Entitled “Crossroads,” the concert’s nexus was composers who drew a decisive part of their style or approach from Bach, but the connections among the composers themselves were much more tangible. Mendelssohn and Wolf had studied Bach but also stood in opposition to each other; Stravinsky owed as much to Bach as Harbison to Stravinsky. In this sense his piece Crossroads, which gave the concert its name, seemed the evening’s locus.

Opening with Mendelssohn’s youthful Sinfonia No. 2 in D Major for Strings, it was apparent the conductor knew how each note should be cared for, and the orchestra provided a rich color palette. Turner led the chamber orchestra of 19 strings deftly and confidently, and they responded with the immediacy and dynamism possible only with a small group.

The only downside to this level of careful execution was that, as in the second movement’s bittersweet Andante, the result can be more glassy than warm. In sum, the Mendelssohn was thoughtfully performed and served as a fitting introduction to the evening.

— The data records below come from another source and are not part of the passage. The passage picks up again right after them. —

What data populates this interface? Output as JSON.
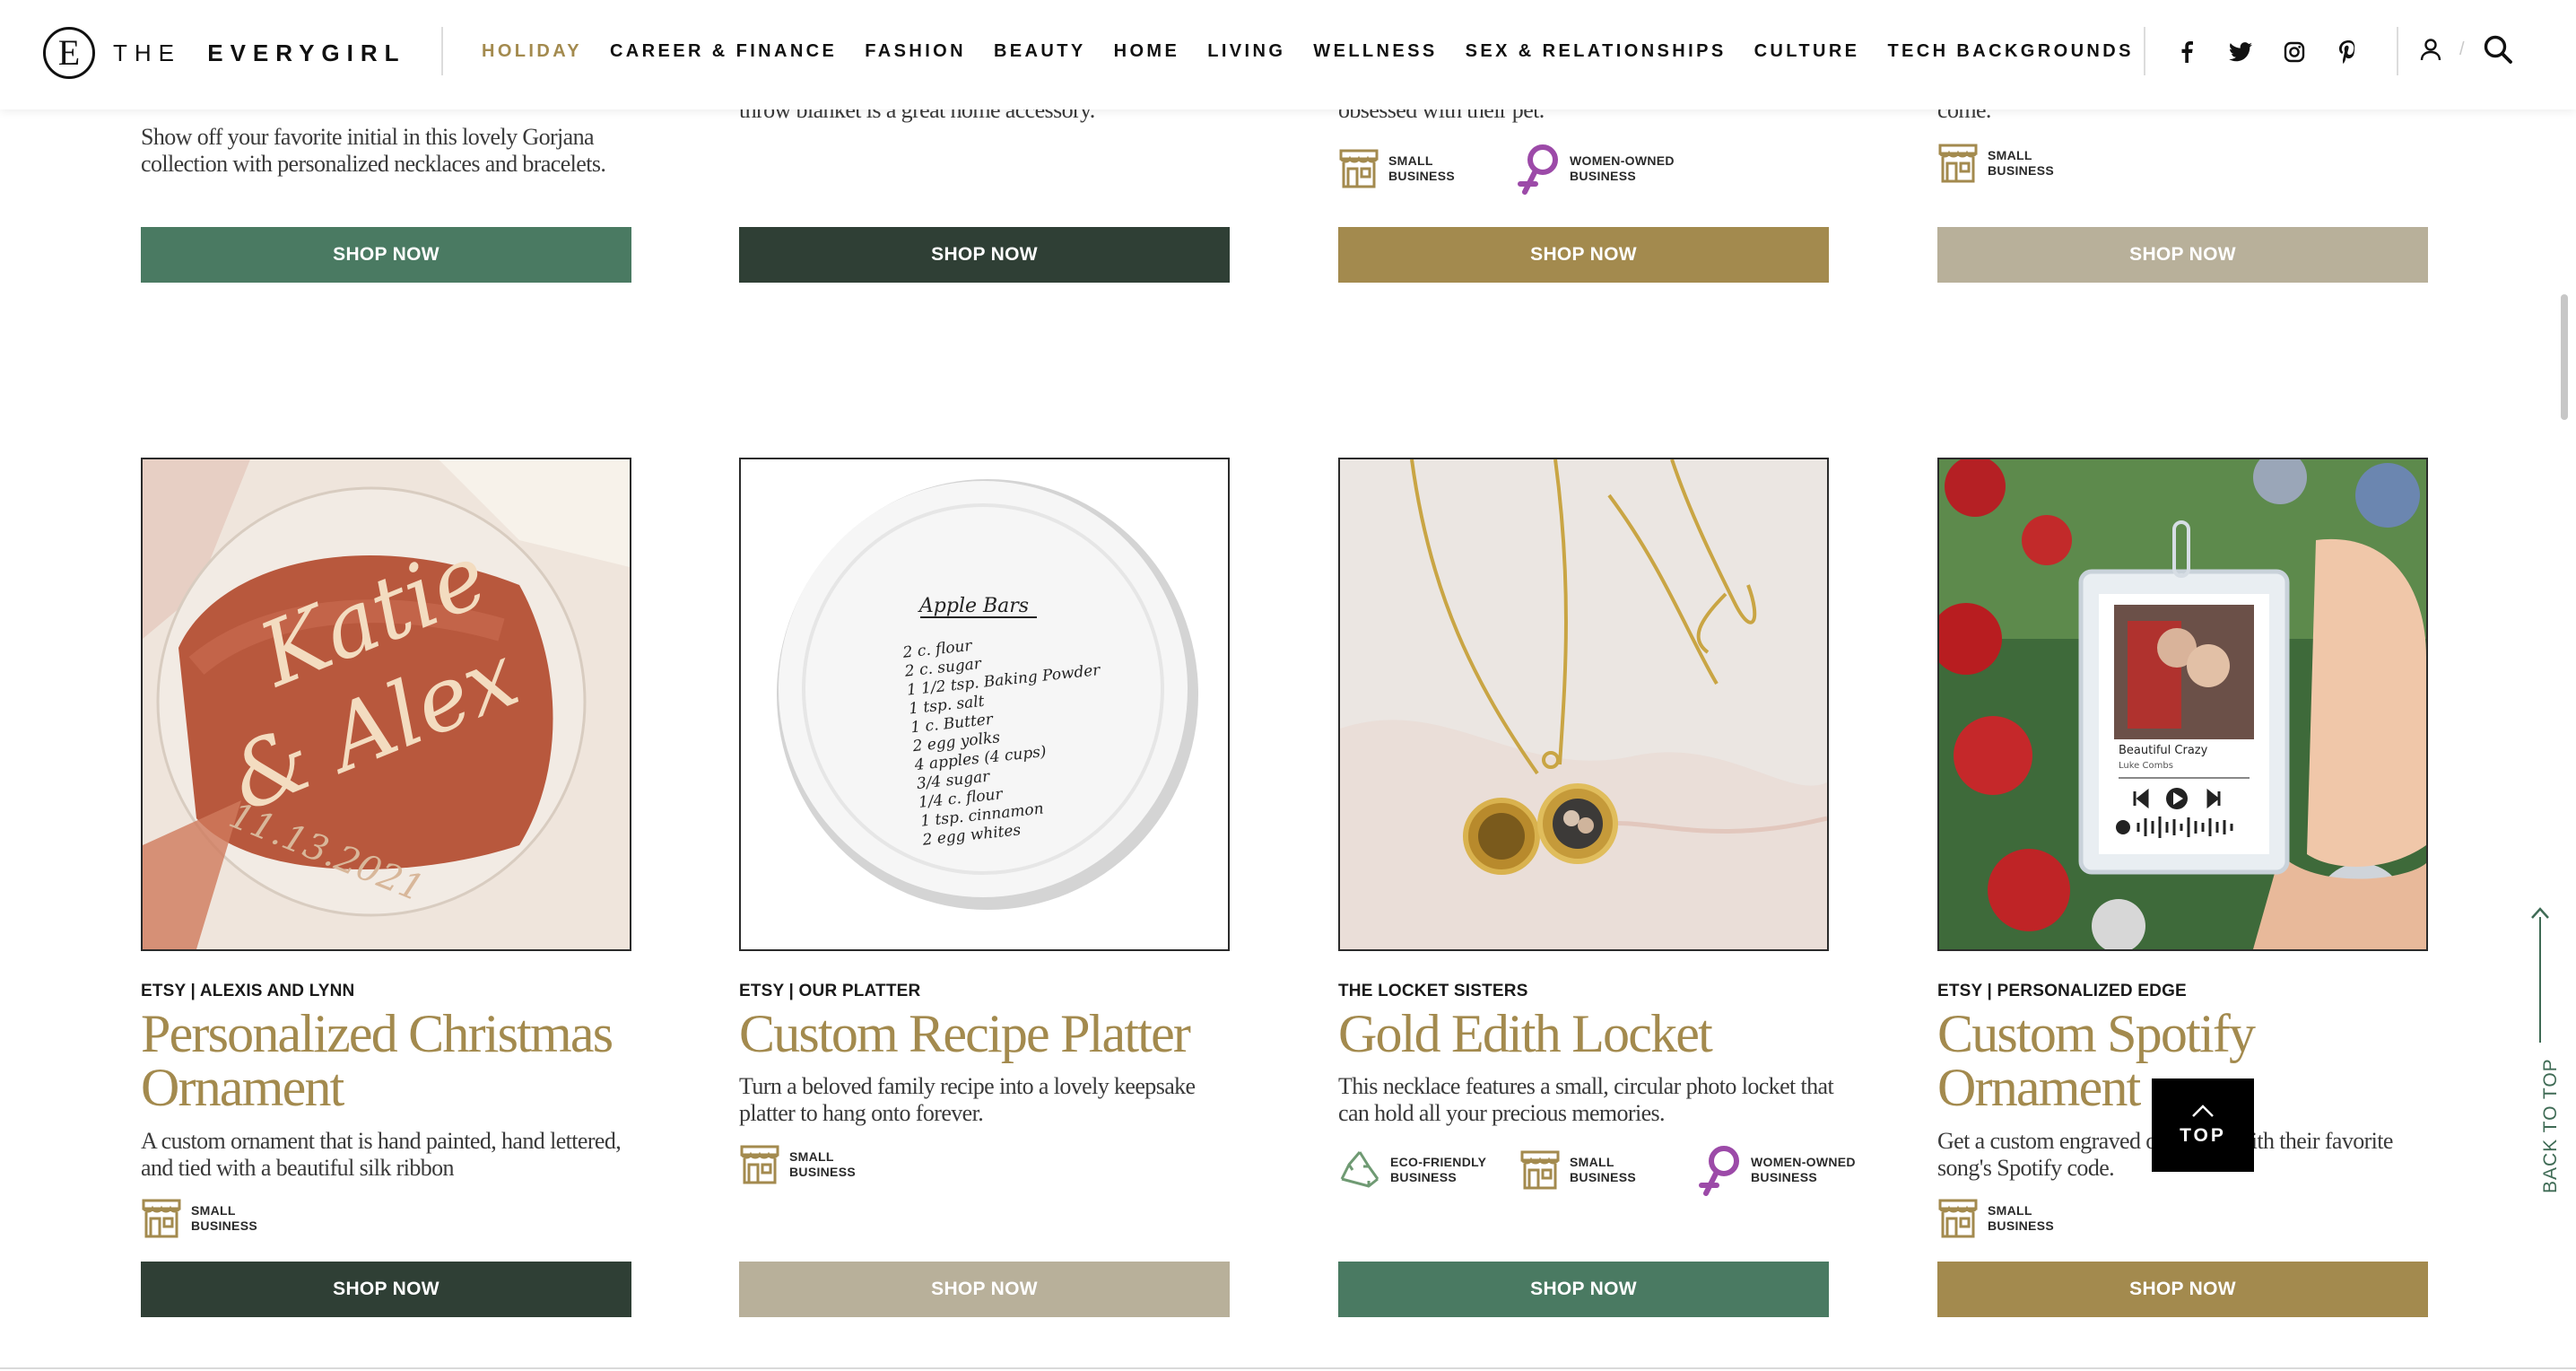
{
  "header": {
    "logo_letter": "E",
    "logo_text_the": "THE",
    "logo_text_name": "EVERYGIRL",
    "nav": [
      "HOLIDAY",
      "CAREER & FINANCE",
      "FASHION",
      "BEAUTY",
      "HOME",
      "LIVING",
      "WELLNESS",
      "SEX & RELATIONSHIPS",
      "CULTURE",
      "TECH BACKGROUNDS"
    ],
    "active_nav": "HOLIDAY",
    "social_icons": [
      "facebook-icon",
      "twitter-icon",
      "instagram-icon",
      "pinterest-icon"
    ],
    "util_icons": [
      "account-icon",
      "search-icon"
    ],
    "slash": "/"
  },
  "colors": {
    "accent_gold": "#a38a4e",
    "green": "#4a7a62",
    "dark_green": "#2f3f35",
    "mustard": "#a38a4e",
    "taupe": "#b8b09a"
  },
  "top_row": [
    {
      "desc": "Show off your favorite initial in this lovely Gorjana collection with personalized necklaces and bracelets.",
      "badges": [],
      "button": "SHOP NOW",
      "button_color": "#4a7a62"
    },
    {
      "desc": "throw blanket is a great home accessory.",
      "badges": [],
      "button": "SHOP NOW",
      "button_color": "#2f3f35"
    },
    {
      "desc": "obsessed with their pet.",
      "badges": [
        {
          "icon": "storefront-icon",
          "label": "SMALL BUSINESS"
        },
        {
          "icon": "women-owned-icon",
          "label": "WOMEN-OWNED BUSINESS"
        }
      ],
      "button": "SHOP NOW",
      "button_color": "#a38a4e"
    },
    {
      "desc": "come.",
      "badges": [
        {
          "icon": "storefront-icon",
          "label": "SMALL BUSINESS"
        }
      ],
      "button": "SHOP NOW",
      "button_color": "#b8b09a"
    }
  ],
  "products": [
    {
      "brand": "ETSY | ALEXIS AND LYNN",
      "title": "Personalized Christmas Ornament",
      "desc": "A custom ornament that is hand painted, hand lettered, and tied with a beautiful silk ribbon",
      "badges": [
        {
          "icon": "storefront-icon",
          "label": "SMALL BUSINESS"
        }
      ],
      "button": "SHOP NOW",
      "button_color": "#2f3f35",
      "image": {
        "name_line1": "Katie",
        "name_line2": "& Alex",
        "date": "11.13.2021"
      }
    },
    {
      "brand": "ETSY | OUR PLATTER",
      "title": "Custom Recipe Platter",
      "desc": "Turn a beloved family recipe into a lovely keepsake platter to hang onto forever.",
      "badges": [
        {
          "icon": "storefront-icon",
          "label": "SMALL BUSINESS"
        }
      ],
      "button": "SHOP NOW",
      "button_color": "#b8b09a",
      "image": {
        "recipe_title": "Apple Bars",
        "recipe_lines": [
          "2 c. flour",
          "2 c. sugar",
          "1 1/2 tsp. Baking Powder",
          "1 tsp. salt",
          "1 c. Butter",
          "2 egg yolks",
          "4 apples (4 cups)",
          "3/4 sugar",
          "1/4 c. flour",
          "1 tsp. cinnamon",
          "2 egg whites"
        ]
      }
    },
    {
      "brand": "THE LOCKET SISTERS",
      "title": "Gold Edith Locket",
      "desc": "This necklace features a small, circular photo locket that can hold all your precious memories.",
      "badges": [
        {
          "icon": "eco-friendly-icon",
          "label": "ECO-FRIENDLY BUSINESS"
        },
        {
          "icon": "storefront-icon",
          "label": "SMALL BUSINESS"
        },
        {
          "icon": "women-owned-icon",
          "label": "WOMEN-OWNED BUSINESS"
        }
      ],
      "button": "SHOP NOW",
      "button_color": "#4a7a62",
      "image": {}
    },
    {
      "brand": "ETSY | PERSONALIZED EDGE",
      "title": "Custom Spotify Ornament",
      "desc": "Get a custom engraved ornament with their favorite song's Spotify code.",
      "badges": [
        {
          "icon": "storefront-icon",
          "label": "SMALL BUSINESS"
        }
      ],
      "button": "SHOP NOW",
      "button_color": "#a38a4e",
      "image": {
        "song": "Beautiful Crazy",
        "artist": "Luke Combs"
      }
    }
  ],
  "top_button": "TOP",
  "back_to_top": "BACK TO TOP"
}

The Wolf Mörike-Lieder that followed, featuring mezzo Krista River. The orchestral arrangement of Patrick Castillo, started out with a bit of the steely perfection of the Mendelssohn, but quickly attained more human shading. A high point came early when, in “Auf ein altes Bild,” the singer describes a painting with the Christ child playing with the tree of the cross.

Wolf’s Italian Serenade, which rounded out the first half, seemed on paper to be at a strange, central place in the program obviously chosen to be mirror-halves. But after the set of five Mörike-Lieder, its bouncy optimism and wit was a fine way to return to equilibrium.

John Harbison’s Crossroads for soprano, strings and oboe, opened the second half, with texts by former Poet Laureate Louise Glück. Harbison’s is self-evident music; the character is always definite, even when undefined. It earns its relevance with the quiet assurance of its own identity.

In three songs, “Twilight,” “Primavera,” and “Crossroads,” Glück paints scenarios that often rival Mörike in their unsettled nature or outright dismay. The music, however, is never completely given over to fatalism. In the first, the voice muses about the only slice of the day when one can think, and the oboe becomes that reverie; the harmonic lattice of springtime reminded one of Britten’s setting of Tennyson, and the final duo-soliloquy on death and the things of life, the singer and oboe meet face to face, as it were.

Throughout the work, the oboe is partner to the voice—first as psyche, then as companion, finally as a kind of welcome adversary. The music was given vivid life by soprano Kendra Colton, and the obbligato oboe was performed wonderfully by Peggy Pearson.

Stravinsky’s Concerto in D ended the evening, effectively looking back to the Mendelssohn that began it. While it didn’t seem the ideal repertoire for the ensemble, it was a fitting way to balance and close such a skillfully chosen and well-executed program.